Я сделала движение ручкой, будто маленьким копьем, в надежде, что папа пойдет заниматься делом и я смогу остаться наедине со своей головной болью, но он сидел и смеялся. Я много месяцев не видела, как папа смеется. Хороший знак.
– С Недом не знали, я имел в виду. Во второй раз знали, конечно, что родишься ты, – продолжал папа, не обращая внимания на мои гримасы. Может, это у него хитрый план – шокировать меня разговором о зачатии, чтобы я при Томасе сидела, крепко сжав колени. – Но все равно…
– Пап, я знаю, – поторопила я его. Я уже отказалась от мысли о банановом торте в сумке.
– А может, и нет, – строптиво сказал он. – Я видел, в своей комнате ты повесила вашу с мамой фотографию. Поэтому ты и это с волосами?
Я смущенно потыкала в прическу и неопределенно дернула плечом – ни да, ни нет.
Папа посмотрел на Умляута у себя на коленях и втянул воздух сквозь зубы.
– Знаешь, ты стала полным сюрпризом…
– Сюрпризом?
– М-м-м. Я же был в академическом отпуске, и мама тоже, в Сент-Мартинс. Мы хотели вернуться в Лондон с Недом, но тут, – папа забавно присвистнул и показал руками взрыв, отчего у Умляута шерсть встала дыбом, – все изменилось. На свет должна была появиться Готти. Хотя мы уже все знали, – он покряхтел, – но знание не всегда помогает в этих вещах.
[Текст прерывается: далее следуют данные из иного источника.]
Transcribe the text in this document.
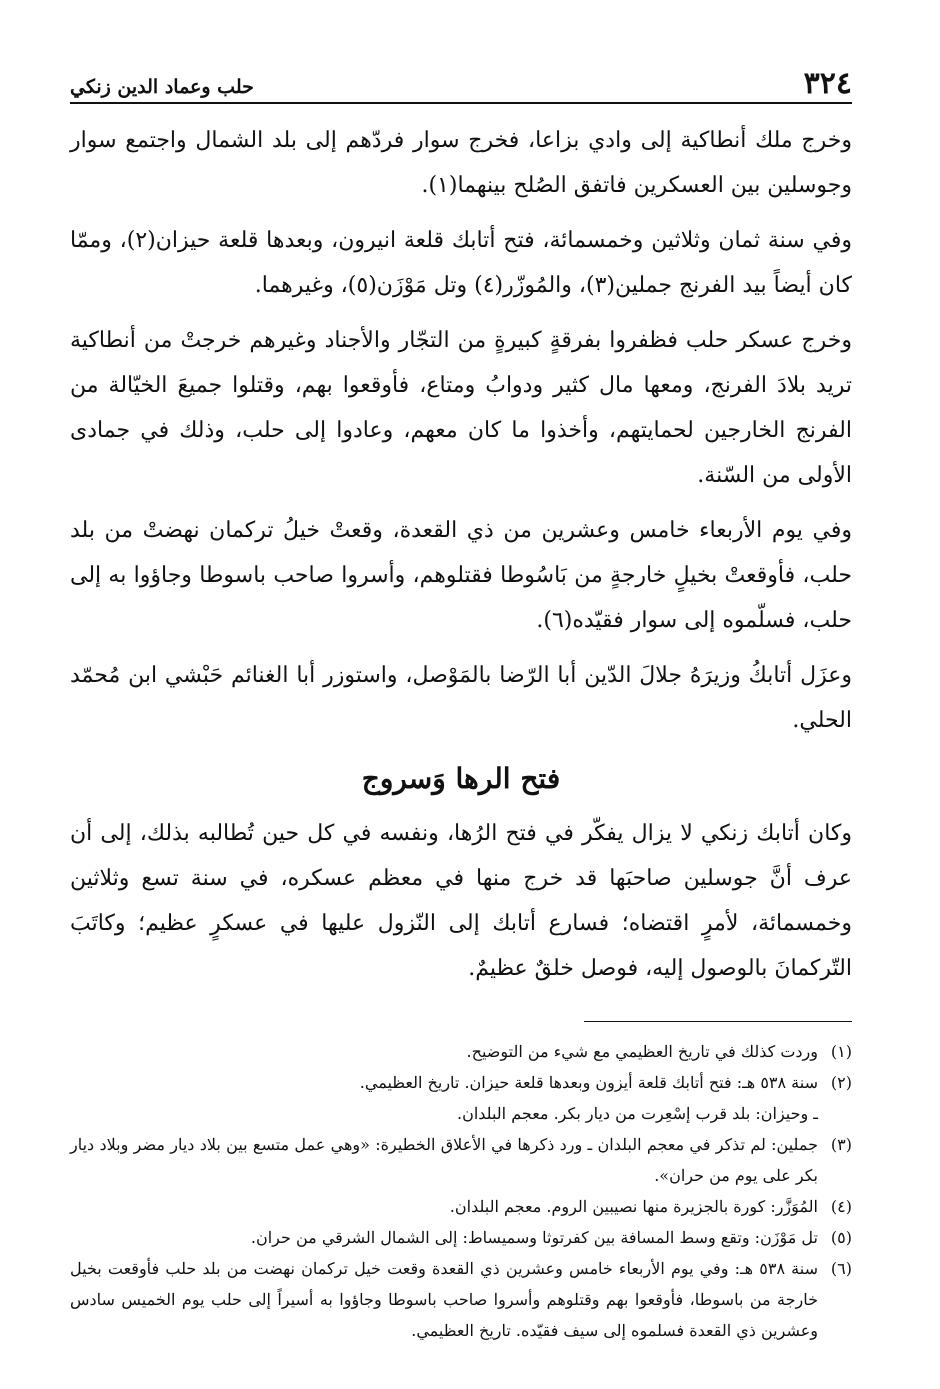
٣٢٤
حلب وعماد الدين زنكي

وخرج ملك أنطاكية إلى وادي بزاعا، فخرج سوار فردّهم إلى بلد الشمال واجتمع سوار وجوسلين بين العسكرين فاتفق الصُلح بينهما(١).

وفي سنة ثمان وثلاثين وخمسمائة، فتح أتابك قلعة انيرون، وبعدها قلعة حيزان(٢)، وممّا كان أيضاً بيد الفرنج جملين(٣)، والمُوزّر(٤) وتل مَوْزَن(٥)، وغيرهما.

وخرج عسكر حلب فظفروا بفرقةٍ كبيرةٍ من التجّار والأجناد وغيرهم خرجتْ من أنطاكية تريد بلادَ الفرنج، ومعها مال كثير ودوابُ ومتاع، فأوقعوا بهم، وقتلوا جميعَ الخيّالة من الفرنج الخارجين لحمايتهم، وأخذوا ما كان معهم، وعادوا إلى حلب، وذلك في جمادى الأولى من السّنة.

وفي يوم الأربعاء خامس وعشرين من ذي القعدة، وقعتْ خيلُ تركمان نهضتْ من بلد حلب، فأوقعتْ بخيلٍ خارجةٍ من بَاسُوطا فقتلوهم، وأسروا صاحب باسوطا وجاؤوا به إلى حلب، فسلّموه إلى سوار فقيّده(٦).

وعزَل أتابكُ وزيرَهُ جلالَ الدّين أبا الرّضا بالمَوْصل، واستوزر أبا الغنائم حَبْشي ابن مُحمّد الحلي.

فتح الرها وَسروج

وكان أتابك زنكي لا يزال يفكّر في فتح الرُها، ونفسه في كل حين تُطالبه بذلك، إلى أن عرف أنَّ جوسلين صاحبَها قد خرج منها في معظم عسكره، في سنة تسع وثلاثين وخمسمائة، لأمرٍ اقتضاه؛ فسارع أتابك إلى النّزول عليها في عسكرٍ عظيم؛ وكاتَبَ التّركمانَ بالوصول إليه، فوصل خلقٌ عظيمٌ.

(١)
وردت كذلك في تاريخ العظيمي مع شيء من التوضيح.
(٢)
سنة ٥٣٨ هـ: فتح أتابك قلعة أيزون وبعدها قلعة حيزان. تاريخ العظيمي.
ـ وحيزان: بلد قرب إسْعِرت من ديار بكر. معجم البلدان.
(٣)
جملين: لم تذكر في معجم البلدان ـ ورد ذكرها في الأعلاق الخطيرة: «وهي عمل متسع بين بلاد ديار مضر وبلاد ديار بكر على يوم من حران».
(٤)
المُوَزَّر: كورة بالجزيرة منها نصيبين الروم. معجم البلدان.
(٥)
تل مَوْزَن: وتقع وسط المسافة بين كفرتوثا وسميساط: إلى الشمال الشرقي من حران.
(٦)
سنة ٥٣٨ هـ: وفي يوم الأربعاء خامس وعشرين ذي القعدة وقعت خيل تركمان نهضت من بلد حلب فأوقعت بخيل خارجة من باسوطا، فأوقعوا بهم وقتلوهم وأسروا صاحب باسوطا وجاؤوا به أسيراً إلى حلب يوم الخميس سادس وعشرين ذي القعدة فسلموه إلى سيف فقيّده. تاريخ العظيمي.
Поэтому лучше, чтобы Томас спал в своей комнате.
Это кто еще из нас сюрприз, пап… Всю мою жизнь само собой разумелось, что после рождения Неда жизнь малость сбилась с курса, и папа с мамой решили: почему бы им, вчерашним тинейджерам, не пожениться и не родить второго? Работать у Грея в «Книжном амбаре» и жить в Холкси. Всегда. Единственное, что никто не мог предугадать, – мамину смерть.
Никто мне не рассказывал, что у них были планы. Я впервые узнаю, что они хотели большего.
Они никогда не говорили, что их планам помешала я.
– Как это называется – восточное колесо? – спросил папа.
– А?
– Твоя мама бросила палочку через плечо и прошлась восточным колесом, когда узнала о тебе, – кивнул он, вспоминая. Я не единственная, кто забывается в прошлом, только папе не нужны временные тоннели.
– Арабское колесо, – поправила я, думая о теории, которую Томас вчера подбросил насчет несовершенств папиного английского. Он сказал, папа нарочно пытается говорить как иностранец, чтобы сохранить частичку своей родины. Теперь, когда я знаю, что они планировали жить иначе, мне кажется, причина в другом. Это папин способ не признавать, что это все по-настоящему.